Dylann Roof posed with the flag in photos before carrying out his massacre of nine black churchgoers in Charleston, S.C., in 2015. Following that attack, cities and states across the South acted to remove the Confederate flag from public property and to take down statues of Confederate generals. The flag was also brandished by white supremacists and neo-Nazis at marches and rallies, including the Unite the Right rally in 2017 in Charlottesville.

But Karen L. Cox, a history professor at the University of North Carolina at Charlotte and author of “Dixie’s Daughters: The United Daughters of the Confederacy and the Preservation of Confederate Culture,” said placing Confederate battle flags in cemeteries is much different than flying them at protests or rallies.
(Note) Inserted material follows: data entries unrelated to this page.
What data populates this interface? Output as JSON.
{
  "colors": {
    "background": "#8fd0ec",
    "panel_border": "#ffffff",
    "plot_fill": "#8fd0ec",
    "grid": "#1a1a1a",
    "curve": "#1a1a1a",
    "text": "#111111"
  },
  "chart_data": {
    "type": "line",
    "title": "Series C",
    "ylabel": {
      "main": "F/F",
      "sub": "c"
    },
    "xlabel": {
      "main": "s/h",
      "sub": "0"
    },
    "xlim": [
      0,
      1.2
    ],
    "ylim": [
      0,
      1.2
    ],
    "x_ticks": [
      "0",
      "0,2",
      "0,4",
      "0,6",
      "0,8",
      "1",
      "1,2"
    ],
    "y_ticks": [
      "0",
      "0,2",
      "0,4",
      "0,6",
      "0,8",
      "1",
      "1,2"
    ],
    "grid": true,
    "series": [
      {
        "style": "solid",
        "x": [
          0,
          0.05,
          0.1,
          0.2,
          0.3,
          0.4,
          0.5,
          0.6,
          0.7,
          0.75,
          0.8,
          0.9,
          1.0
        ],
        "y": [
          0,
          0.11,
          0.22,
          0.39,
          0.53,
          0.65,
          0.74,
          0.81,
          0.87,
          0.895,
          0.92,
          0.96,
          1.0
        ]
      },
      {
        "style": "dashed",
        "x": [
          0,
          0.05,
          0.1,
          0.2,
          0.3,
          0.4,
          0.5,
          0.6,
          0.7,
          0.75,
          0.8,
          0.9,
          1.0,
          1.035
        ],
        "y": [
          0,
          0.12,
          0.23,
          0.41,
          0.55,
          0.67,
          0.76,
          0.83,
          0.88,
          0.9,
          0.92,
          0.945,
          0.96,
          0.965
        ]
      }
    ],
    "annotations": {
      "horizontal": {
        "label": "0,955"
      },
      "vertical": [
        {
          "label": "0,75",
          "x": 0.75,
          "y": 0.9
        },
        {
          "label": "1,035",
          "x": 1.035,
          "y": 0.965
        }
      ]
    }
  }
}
“To me, a cemetery is the most legitimate place for the Sons to be doing whatever they do,” Cox said in a phone interview. “It’s not like they’re putting flags on the courthouse lawn. It’s not the same as the guys who show up with their battle flags at the removal of a Confederate monument ready to get into fisticuffs.”

For black Americans, particularly in the South, the Confederate flag can connote sinister intent, Issac Bailey, an author and journalism professor at Davidson College, said in an email.

“Many black people look at that flag the way Jewish people look at the Nazi flag,” Bailey wrote. “The odd thing is that here in the South, we are called radical or uncivil by our white neighbors and friends for making such a connection that is clear as day to us, but those white neighbors and friends would never openly talk about the ‘valor’ and ‘courage’ of Nazi soldiers the way they talk about Confederate ones.”

But among some black Southerners, Bailey said, there’s resignation about the flag remaining a part of the Southern landscape.

“We usually put up with the presence of that flag, though, because we have to pick our fights, because that flag is everywhere,” he wrote. “That view is never going to change.”

Way has heard that sort of criticism before but rejects the assertion that paying tribute to Confederate veterans with the flag is an endorsement of racism. Instead, he said, the men should be honored for “defending their land from an invasion” by the North.

“The South wanted to be left alone,” he said. “I’m not for being that way now, but our point is the South had the right to secede.”